Long-term adjuvant therapy with pegylated interferon-alpha2b improves relapse-free survival in patients with stage III melanoma compared with observation alone
Long-term adjuvant therapy with pegylated interferon-alpha2b
(Peg-IFN) improves relapse-free survival in patients with stage III melanoma compared
with observation alone, according to results of a phase III study presented at
the annual meeting of the American Society of Clinical Oncology.
European Organisation for Research and Treatment of Cancer
(EORTC) Trial 18991, led by Alexander M. Eggermont, MD, PhD, of Erasmus University
Medical Center, The Netherlands, was the largest adjuvant interferon trial held
in this patient population.
The trial, conducted at centers in 17 countries, randomized 1256 patients to
subcutaneous treatment with Peg-IFN for up to five years (induction of 6 μg/kg
per week for a median of 8 weeks, followed by maintenance at 3 μg/kg per week
for a median of 14.9 months) or observation. Among patients in the active arm,
23 percent received treatment for four or five years.

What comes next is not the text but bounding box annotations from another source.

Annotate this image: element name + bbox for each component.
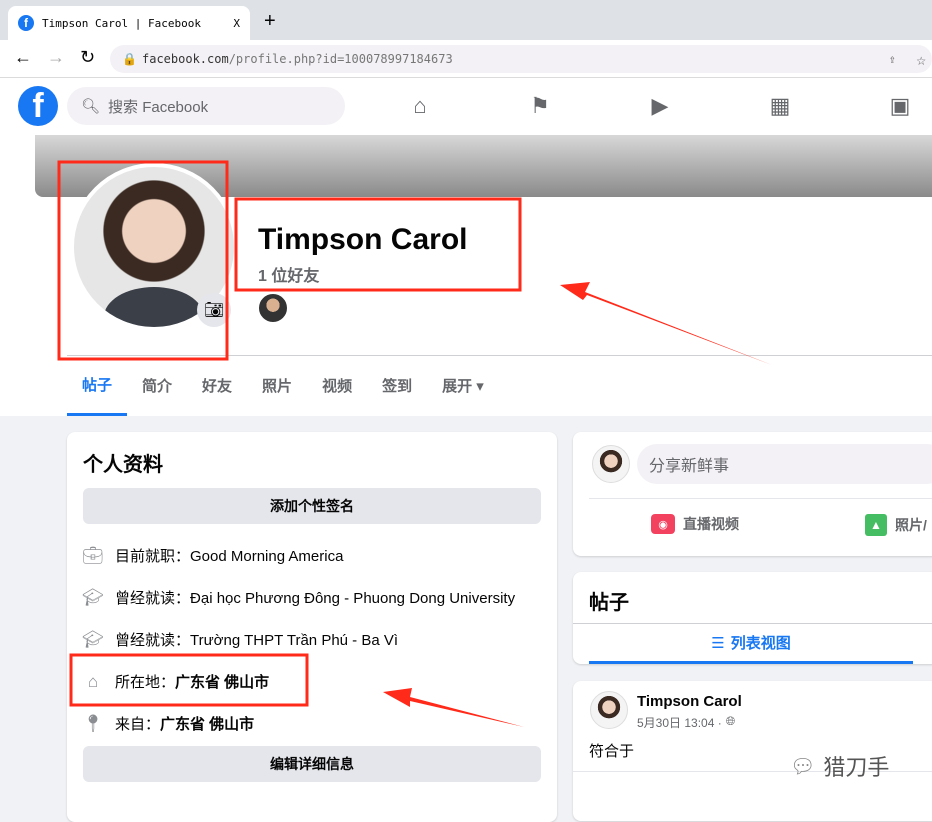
tab-about[interactable]: 简介 <box>127 356 187 414</box>
info-education: 🎓︎ 曾经就读：Trường THPT Trần Phú - Ba Vì <box>82 629 398 650</box>
share-icon[interactable]: ⇪ <box>889 52 896 66</box>
watermark: 💬︎ 猎刀手 <box>790 750 889 782</box>
list-view-tab[interactable]: ☰ 列表视图 <box>589 624 913 664</box>
profile-header: 📷︎ Timpson Carol 1 位好友 帖子 简介 好友 照片 视频 签到… <box>0 135 932 416</box>
user-avatar[interactable] <box>592 445 630 483</box>
camera-icon[interactable]: 📷︎ <box>197 293 231 327</box>
info-hometown: 📍︎ 来自：广东省 佛山市 <box>82 713 254 734</box>
watch-video-icon[interactable]: ▶ <box>646 92 674 120</box>
photo-video-button[interactable]: ▲ 照片/ <box>865 514 927 536</box>
post-text: 符合于 <box>589 743 635 760</box>
marketplace-icon[interactable]: ▦ <box>766 92 794 120</box>
tab-more[interactable]: 展开 ▾ <box>427 356 499 414</box>
live-video-button[interactable]: ◉ 直播视频 <box>651 514 739 534</box>
intro-card: 个人资料 添加个性签名 💼︎ 目前就职：Good Morning America … <box>67 432 557 822</box>
forward-icon[interactable]: → <box>47 47 65 68</box>
composer-card: 分享新鲜事 ◉ 直播视频 ▲ 照片/ <box>573 432 932 556</box>
profile-name: Timpson Carol <box>258 223 468 256</box>
intro-title: 个人资料 <box>83 454 163 476</box>
photo-icon: ▲ <box>865 514 887 536</box>
post-author-avatar[interactable] <box>590 691 628 729</box>
friend-count[interactable]: 1 位好友 <box>258 262 319 286</box>
tab-videos[interactable]: 视频 <box>307 356 367 414</box>
tab-friends[interactable]: 好友 <box>187 356 247 414</box>
back-icon[interactable]: ← <box>14 47 32 68</box>
url-host: facebook.com <box>142 52 229 66</box>
briefcase-icon: 💼︎ <box>82 545 104 565</box>
search-icon: 🔍︎ <box>81 98 101 115</box>
add-bio-button[interactable]: 添加个性签名 <box>83 488 541 524</box>
info-value[interactable]: Đại học Phương Đông - Phuong Dong Univer… <box>190 590 515 607</box>
info-work: 💼︎ 目前就职：Good Morning America <box>82 545 343 566</box>
home-icon: ⌂ <box>87 671 99 691</box>
graduation-cap-icon: 🎓︎ <box>82 587 104 607</box>
info-education: 🎓︎ 曾经就读：Đại học Phương Đông - Phuong Dong… <box>82 587 515 608</box>
url-input[interactable]: 🔒 facebook.com/profile.php?id=1000789971… <box>110 45 932 73</box>
info-label: 曾经就读： <box>115 632 191 649</box>
profile-tabs: 帖子 简介 好友 照片 视频 签到 展开 ▾ <box>67 356 499 416</box>
graduation-cap-icon: 🎓︎ <box>82 629 104 649</box>
new-tab-button[interactable]: + <box>264 10 276 33</box>
tab-photos[interactable]: 照片 <box>247 356 307 414</box>
post-author[interactable]: Timpson Carol <box>637 693 742 710</box>
info-label: 曾经就读： <box>115 590 191 607</box>
friend-avatar[interactable] <box>257 292 289 324</box>
groups-icon[interactable]: ▣ <box>886 92 914 120</box>
posts-card: 帖子 ☰ 列表视图 <box>573 572 932 664</box>
divider <box>589 498 932 499</box>
tab-checkins[interactable]: 签到 <box>367 356 427 414</box>
lock-icon: 🔒 <box>122 52 137 66</box>
location-pin-icon: 📍︎ <box>82 713 104 733</box>
pages-flag-icon[interactable]: ⚑ <box>526 92 554 120</box>
address-bar-row: ← → ↻ 🔒 facebook.com/profile.php?id=1000… <box>0 40 932 78</box>
posts-title: 帖子 <box>589 592 629 614</box>
tab-posts[interactable]: 帖子 <box>67 356 128 416</box>
facebook-favicon-icon: f <box>18 15 34 31</box>
tab-title: Timpson Carol | Facebook <box>42 16 201 30</box>
watermark-text: 猎刀手 <box>823 755 890 780</box>
home-icon[interactable]: ⌂ <box>406 92 434 120</box>
browser-tab[interactable]: f Timpson Carol | Facebook X <box>8 6 250 40</box>
info-value[interactable]: 广东省 佛山市 <box>175 674 269 691</box>
close-tab-icon[interactable]: X <box>233 17 240 30</box>
info-current-city: ⌂ 所在地：广东省 佛山市 <box>83 671 269 692</box>
globe-icon: 🌐︎ <box>725 714 736 728</box>
bookmark-star-icon[interactable]: ☆ <box>916 50 926 69</box>
list-icon: ☰ <box>711 634 725 652</box>
list-view-label: 列表视图 <box>730 635 791 652</box>
info-value[interactable]: Trường THPT Trần Phú - Ba Vì <box>190 632 398 649</box>
search-input[interactable]: 🔍︎ 搜索 Facebook <box>67 87 345 125</box>
edit-details-button[interactable]: 编辑详细信息 <box>83 746 541 782</box>
composer-input[interactable]: 分享新鲜事 <box>637 444 932 484</box>
post-time[interactable]: 5月30日 13:04 · <box>637 714 722 731</box>
facebook-logo-icon[interactable]: f <box>18 86 58 126</box>
live-video-icon: ◉ <box>651 514 675 534</box>
photo-label: 照片/ <box>895 517 927 533</box>
facebook-header: f 🔍︎ 搜索 Facebook ⌂ ⚑ ▶ ▦ ▣ <box>0 78 932 135</box>
info-label: 所在地： <box>115 674 176 691</box>
reload-icon[interactable]: ↻ <box>80 47 95 68</box>
url-path: /profile.php?id=100078997184673 <box>228 52 453 66</box>
info-label: 来自： <box>115 716 161 733</box>
info-label: 目前就职： <box>115 548 191 565</box>
browser-tab-bar: f Timpson Carol | Facebook X + <box>0 0 932 40</box>
info-value[interactable]: 广东省 佛山市 <box>160 716 254 733</box>
post-meta: 5月30日 13:04 · 🌐︎ <box>637 714 735 731</box>
info-value[interactable]: Good Morning America <box>190 548 343 565</box>
wechat-icon: 💬︎ <box>790 755 816 778</box>
search-placeholder: 搜索 Facebook <box>108 98 209 116</box>
live-video-label: 直播视频 <box>683 516 739 532</box>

The difference in duration of relapse-free survival between arms was significant,
with a median of 34.8 months for patients in the active arm and 25.5 months for
patients in the observation arm.
Eggermont noted “We have never before seen this long a duration of benefit
[of the hazard ratio over time] in an interferon trial.”
Looking at the entire population, there was no significant difference between
arms in either distant metastasis-free survival or overall survival. However,
patients with only microscopic nodal involvement (sentinel node-positive) seemed
to have better outcomes, in terms of both relapse-free and distant metastasis-free
survival. This subgroup of patients, which accounted for 43 percent of the total
patient population, was responsible for the main outcome of the trial.
The investigators observed the usual interferon-related side effects among
patients in the active arm. The most common grade 3 and 4 toxicities - fatigue,
hepatotoxicity, and depression - did not worsen with longer treatment duration.
In response to a question from an audience member who asked whether Peg-IFN
should be the standard therapy for patients with stage III melanoma, Eggermont
responded that, “we don't have an argument against interferon for patients with
N1 microscopic disease … this treatment should be seriously considered [in all
patients with stage III melanoma]. Will the patient need 5 years of treatment?
We don't know.”
He added that observation with no treatment should continue to be the control
for patients with N2 palpable disease in future studies.